Entonces, a través de la rendija de la puerta, vio que tras asegurar el salón y el cuarto de baño, se inclinó despacio sin apartar la vista del pasillo y sacó una navaja automática del interior de su bota izquierda. Seguramente esa fuese el arma con la que pensaba matarle, la otra era tan solo para impresionar y ordenarle que se pusiera de rodillas con las manos en la cabeza. Después le atravesaría el corazón o  le cortaría el cuello de lado a lado. O ambas cosas.

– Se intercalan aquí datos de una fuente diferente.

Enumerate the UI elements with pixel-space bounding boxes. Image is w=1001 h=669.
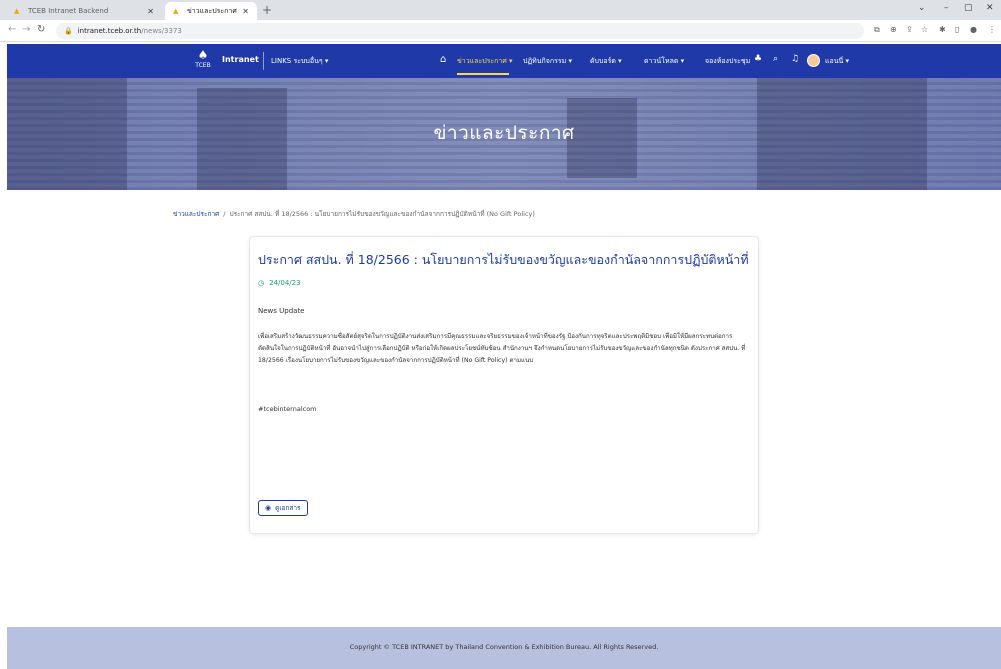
bell-icon[interactable]: ♫ <box>791 54 799 64</box>
nav-item-meeting-room[interactable]: จองห้องประชุม <box>705 56 750 67</box>
tab-title: ข่าวและประกาศ <box>187 6 237 15</box>
zoom-icon[interactable]: ⊕ <box>890 25 897 34</box>
clock-icon: ◷ <box>258 279 265 287</box>
copyright-text: Copyright © TCEB INTRANET by Thailand Co… <box>349 643 659 651</box>
tab-search-icon[interactable]: ⌄ <box>918 3 926 13</box>
user-menu[interactable]: แอนนี่ ▾ <box>825 56 849 67</box>
bookmark-star-icon[interactable]: ☆ <box>921 25 928 34</box>
close-window-button[interactable]: ✕ <box>986 3 994 13</box>
forward-icon[interactable]: → <box>22 24 30 35</box>
share-icon[interactable]: ⇪ <box>906 25 913 34</box>
breadcrumb-separator: / <box>223 210 226 218</box>
tceb-favicon-icon: ▲ <box>14 7 20 15</box>
article-body: เพื่อเสริมสร้างวัฒนธรรมความซื่อสัตย์สุจร… <box>258 333 746 364</box>
view-document-button[interactable]: ◉ ดูเอกสาร <box>258 500 308 516</box>
brand-label[interactable]: Intranet <box>222 55 259 64</box>
new-tab-button[interactable]: + <box>262 3 272 17</box>
profile-icon[interactable]: ● <box>970 25 977 34</box>
logo-text: TCEB <box>195 62 211 69</box>
breadcrumb: ข่าวและประกาศ / ประกาศ สสปน. ที่ 18/2566 :… <box>173 209 535 219</box>
people-icon[interactable]: ♣ <box>754 54 762 64</box>
minimize-button[interactable]: – <box>944 3 949 13</box>
view-document-label: ดูเอกสาร <box>275 504 301 512</box>
browser-tab-news[interactable]: ▲ ข่าวและประกาศ ✕ <box>165 2 257 20</box>
tceb-logo[interactable]: ♠ TCEB <box>192 48 214 74</box>
breadcrumb-root-link[interactable]: ข่าวและประกาศ <box>173 210 219 218</box>
browser-tab-strip: ▲ TCEB Intranet Backend ✕ ▲ ข่าวและประกา… <box>0 0 1001 20</box>
flame-logo-icon: ♠ <box>197 48 209 62</box>
home-icon[interactable]: ⌂ <box>440 54 446 65</box>
date-text: 24/04/23 <box>269 279 301 287</box>
url-host: intranet.tceb.or.th <box>77 27 142 35</box>
side-panel-icon[interactable]: ▯ <box>955 25 959 34</box>
browser-menu-icon[interactable]: ⋮ <box>988 25 996 34</box>
browser-tab-backend[interactable]: ▲ TCEB Intranet Backend ✕ <box>6 2 162 20</box>
nav-item-download[interactable]: ดาวน์โหลด ▾ <box>644 56 684 67</box>
hashtag: #tcebinternalcom <box>258 405 317 413</box>
eye-icon: ◉ <box>265 504 272 512</box>
search-icon[interactable]: ⌕ <box>773 54 778 64</box>
close-tab-icon[interactable]: ✕ <box>242 7 249 16</box>
active-nav-underline <box>457 73 509 75</box>
site-navbar: ♠ TCEB Intranet LINKS ระบบอื่นๆ ▾ ⌂ ข่าว… <box>7 44 1001 78</box>
article-date: ◷ 24/04/23 <box>258 279 301 287</box>
close-tab-icon[interactable]: ✕ <box>147 7 154 16</box>
news-update-label: News Update <box>258 307 305 315</box>
hero-title: ข่าวและประกาศ <box>433 122 575 144</box>
tab-title: TCEB Intranet Backend <box>28 7 109 15</box>
breadcrumb-current: ประกาศ สสปน. ที่ 18/2566 : นโยบายการไม่ร… <box>229 210 535 218</box>
nav-divider <box>263 52 264 70</box>
back-icon[interactable]: ← <box>8 24 16 35</box>
tceb-favicon-icon: ▲ <box>173 7 179 15</box>
screenshot-icon[interactable]: ⧉ <box>874 25 880 35</box>
reload-icon[interactable]: ↻ <box>37 24 45 35</box>
maximize-button[interactable]: ▢ <box>964 3 973 13</box>
user-avatar[interactable] <box>807 54 820 67</box>
lock-icon: 🔒 <box>64 27 73 35</box>
site-footer: Copyright © TCEB INTRANET by Thailand Co… <box>7 627 1001 669</box>
nav-item-news[interactable]: ข่าวและประกาศ ▾ <box>457 56 513 67</box>
article-card: ประกาศ สสปน. ที่ 18/2566 : นโยบายการไม่ร… <box>249 236 759 534</box>
links-dropdown[interactable]: LINKS ระบบอื่นๆ ▾ <box>271 56 328 67</box>
url-path: /news/3373 <box>141 27 182 35</box>
extensions-icon[interactable]: ✱ <box>939 25 946 34</box>
nav-item-calendar[interactable]: ปฏิทินกิจกรรม ▾ <box>523 56 572 67</box>
hero-banner: ข่าวและประกาศ <box>7 78 1001 190</box>
article-title: ประกาศ สสปน. ที่ 18/2566 : นโยบายการไม่ร… <box>258 252 750 267</box>
nav-item-board[interactable]: ดับบอร์ด ▾ <box>590 56 622 67</box>
address-bar-row: ← → ↻ 🔒 intranet.tceb.or.th/news/3373 ⧉ … <box>0 20 1001 42</box>
url-field[interactable]: 🔒 intranet.tceb.or.th/news/3373 <box>56 23 864 39</box>
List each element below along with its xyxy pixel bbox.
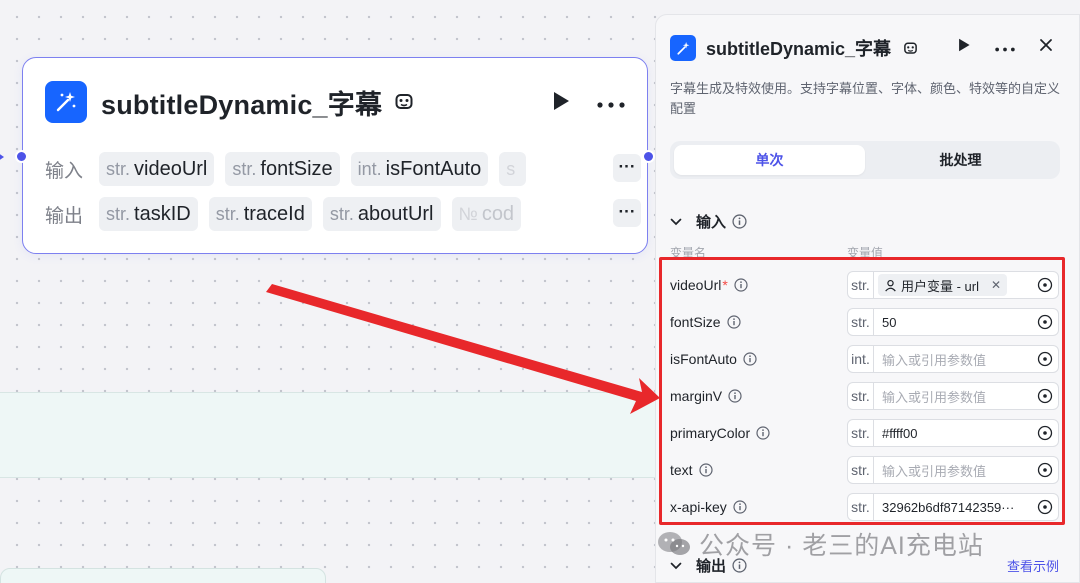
panel-description: 字幕生成及特效使用。支持字幕位置、字体、颜色、特效等的自定义配置 — [670, 81, 1061, 116]
view-example-link[interactable]: 查看示例 — [1007, 556, 1059, 575]
panel-actions — [957, 37, 1053, 58]
mask-icon — [903, 41, 918, 56]
input-section-label: 输入 — [696, 214, 727, 231]
output-chip: № cod — [451, 197, 522, 231]
input-section-header[interactable]: 输入 — [670, 211, 747, 232]
more-icon[interactable] — [597, 95, 625, 113]
input-chip: str. fontSize — [225, 152, 340, 186]
edge-arrow — [0, 150, 4, 164]
watermark: 公众号 · 老三的AI充电站 — [657, 526, 984, 562]
input-chip: str. videoUrl — [99, 152, 215, 186]
outputs-label: 输出 — [45, 205, 84, 227]
close-icon[interactable] — [1039, 38, 1053, 57]
node-outputs-row: 输出 str. taskID str. traceId str. aboutUrl №… — [45, 197, 619, 231]
node-header: subtitleDynamic_字幕 — [45, 81, 414, 123]
chevron-down-icon — [670, 562, 682, 570]
wechat-icon — [657, 530, 691, 558]
inputs-label: 输入 — [45, 160, 84, 182]
output-chip: str. taskID — [99, 197, 198, 231]
run-mode-tabs: 单次 批处理 — [670, 141, 1060, 179]
input-port[interactable] — [15, 150, 28, 163]
output-chip: str. traceId — [208, 197, 312, 231]
more-icon[interactable] — [995, 39, 1015, 57]
highlight-box — [659, 257, 1065, 525]
info-icon — [732, 214, 747, 229]
input-chip: int. isFontAuto — [350, 152, 489, 186]
magic-wand-icon — [45, 81, 87, 123]
tab-single[interactable]: 单次 — [674, 145, 865, 175]
canvas-node-background — [0, 392, 660, 478]
output-port[interactable] — [642, 150, 655, 163]
play-icon[interactable] — [957, 37, 971, 58]
mask-icon — [394, 92, 414, 112]
node-title: subtitleDynamic_字幕 — [101, 89, 383, 120]
canvas-node-background — [0, 568, 326, 583]
output-chip: str. aboutUrl — [322, 197, 441, 231]
inputs-more-button[interactable]: ··· — [613, 154, 641, 182]
panel-header: subtitleDynamic_字幕 — [670, 35, 918, 61]
magic-wand-icon — [670, 35, 696, 61]
tab-batch[interactable]: 批处理 — [865, 145, 1056, 175]
node-inputs-row: 输入 str. videoUrl str. fontSize int. isFontA… — [45, 152, 619, 186]
panel-title: subtitleDynamic_字幕 — [706, 39, 892, 59]
play-icon[interactable] — [551, 90, 571, 117]
input-chip: s — [499, 152, 527, 186]
plugin-node-card[interactable]: subtitleDynamic_字幕 输入 str. videoUrl str. f… — [15, 57, 655, 254]
outputs-more-button[interactable]: ··· — [613, 199, 641, 227]
node-actions — [551, 90, 625, 117]
chevron-down-icon — [670, 218, 682, 226]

Con lo que no contaba aquel varón caucásico de letales intenciones, era con su formación como policía militar en el pasado y con que el también había hecho sus pinitos en el mundo del asesinato por encargo.  Dejó que el sicario se asomase a la cocina y tantease la pared buscando el interruptor de la luz. Entonces le colocó el cañón del silenciador en la nuca y apretó el gatillo dos veces. Los sesos del apuesto asesino se esparcieron por los azulejos de la pared y por las baldosas del suelo y al caer de bruces contra la mesita de la cocina, hizo un ruido sordo. Por precaución y seguridad, le disparó dos veces más, una en la espalda entre los omóplatos y otra en la masa informe en que se había convertido su cabeza.
Alea jacta est. La suerte estaba echada. 
´Sin prisa pero sin pausa, hizo acopio del dinero que le quedaba en casa, del que encontró en la cartera del difunto y de un par de buenos y caros relojes de pulsera y alguna joya para hombre, anillos, cadenas, gemelos... caprichos de un pasado más afortunado. 
En una bolsa de viaje de piel, introdujo los objetos de valor seleccionados, algo de ropa, munición y su neceser y tras cerrar bien la casa , bajó las escaleras que conducían al garaje, metió la bolsa en el maletero, se puso las gafas de sol del difunto que había abandonado en el suelo de la cocina, arrancó su pequeño y fiable utilitario y abandonó Madrid por la M30 en dirección a la carretera de Andalucia y de un futuro de clandestinidad y supervivencia, lejos de su vida, sus recuerdos y sus seres queridos.
Cuando atravesó el arco de bienvenida a Marbella, vestigio de los tiempos de Gíl, decidió que antes de buscar alojamiento en casa de algún amigo del pasado, acudiría a Puerto Banus a presentar sus respetos al capo local de la familia napolitana que había conseguido imponer las reglas de la "Camorra" sobre las de las mafias del este. No hacía mucho había intentado alejarse de aquella vorágine de delincuencia y peligro, pero su afición por la ruleta y por las pelirrojas de falda corta y escote largo, le habían devuelto otra vez al punto de partida.
Nada está escrito. Haría de su vida el más interesante de los best- sellers y algún día se lo dedicaría a la mujer adecuada, la que consiguiese retirarlo de aquello con un beso de amor, como en los cuentos de hadas.